Last year, parents at Rise and Parent Advocates made a reunification video speaking directly to parents who have reunified to say, “Congratulationsthis wasn’t easy.” We also have stories on our website about families who have reunified, information about parents’ rights and other resources that may be useful to parents navigating the system or rebuilding after separation

We invite parents who currently have an ACS case, as well as those who have reunified, to join our community support circle by and for parents impacted by ACS. Through the support circle, you can stay in community with other parents and learn how to advocate not just for yourself, but for the communities that you live in.

Q. How does Rise work with Parent Advocates? 

A. In the past two years, Rise ran a collaborative with CSSP and six foster care agencies to redefine and strengthen the Parent Advocate role and to support Advocates in using our TIPS resources upfront with parents. Rise also has trained 20 Parent Advocates working in the system and is working with two agencies to continue to improve how they elevate the role and power of Parent Advocates. 
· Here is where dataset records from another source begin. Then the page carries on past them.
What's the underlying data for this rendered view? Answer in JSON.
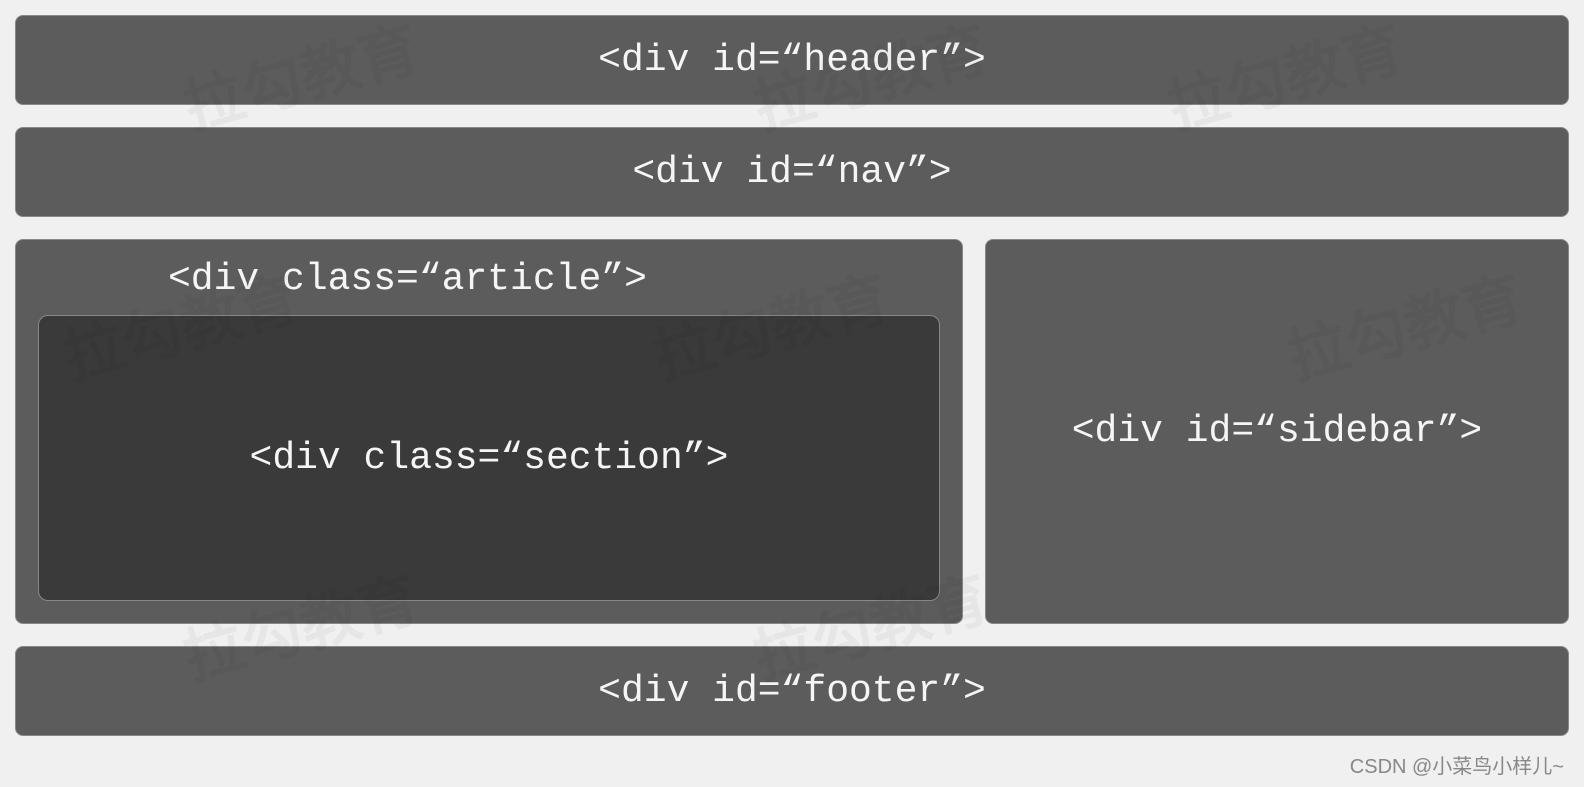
{
  "layout": {
    "header": "<div id=“header”>",
    "nav": "<div id=“nav”>",
    "article": "<div class=“article”>",
    "section": "<div class=“section”>",
    "sidebar": "<div id=“sidebar”>",
    "footer": "<div id=“footer”>"
  },
  "attribution": "CSDN @小菜鸟小样儿~",
  "bg_watermark": "拉勾教育"
}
When we say Parent Advocates, we mean parents who have experienced child welfare themselves, have overcome their situations and are now advocating within agencies for other parents going through similar situations. We focus on the first 90 days so that, when parents enter the system, they immediately have support, information and tools to advocate for themselves. Our training emphasizes the importance of building relationships and the values of safety and self determination, which means providing parents with information and respecting parents’ voice and choice in their plans and lives. 

 We’ve also been working with two legal agencies to ensure that attorneys, social workers and Parent Advocates in family defense agencies are able to use the TIPS to help them to work differently with parents and incorporate more self-determination into their work. We hear that parents especially value the negotiation TIPS, which draw on corporate negotiation strategies. 
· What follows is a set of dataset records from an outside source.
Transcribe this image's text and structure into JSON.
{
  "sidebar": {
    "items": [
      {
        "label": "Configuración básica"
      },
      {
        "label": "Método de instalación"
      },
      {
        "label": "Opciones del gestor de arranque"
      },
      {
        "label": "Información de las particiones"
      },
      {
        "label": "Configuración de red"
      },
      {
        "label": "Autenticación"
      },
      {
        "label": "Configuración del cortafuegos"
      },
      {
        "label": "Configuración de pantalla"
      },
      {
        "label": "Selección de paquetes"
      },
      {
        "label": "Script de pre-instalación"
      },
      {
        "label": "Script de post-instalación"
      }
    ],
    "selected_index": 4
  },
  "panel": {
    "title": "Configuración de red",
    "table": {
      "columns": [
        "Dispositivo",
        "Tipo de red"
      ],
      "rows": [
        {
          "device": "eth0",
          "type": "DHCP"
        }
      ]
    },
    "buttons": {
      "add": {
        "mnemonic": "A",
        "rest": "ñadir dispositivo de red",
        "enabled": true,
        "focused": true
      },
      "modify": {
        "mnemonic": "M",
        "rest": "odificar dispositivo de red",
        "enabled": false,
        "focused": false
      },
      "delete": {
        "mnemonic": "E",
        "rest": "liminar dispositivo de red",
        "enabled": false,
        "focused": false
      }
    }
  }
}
Q: What is your message to parents trying to reunify?

A: Stay strong and know you are not alone. Know that we welcome you into our community. Go to the Rise website, reach out to us directly and join our support circle if you’re in NYC. If you’re in other parts of the country or world, there is a growing movement, and you can also build the movement after you reunify. There’s always a Rise parent staff there to listen, be a support and share resources. If at any point you feel alone and can’t join the support circle, reading parents’ stories on our website can be a reminder that you are not alone and that you can overcome the situation.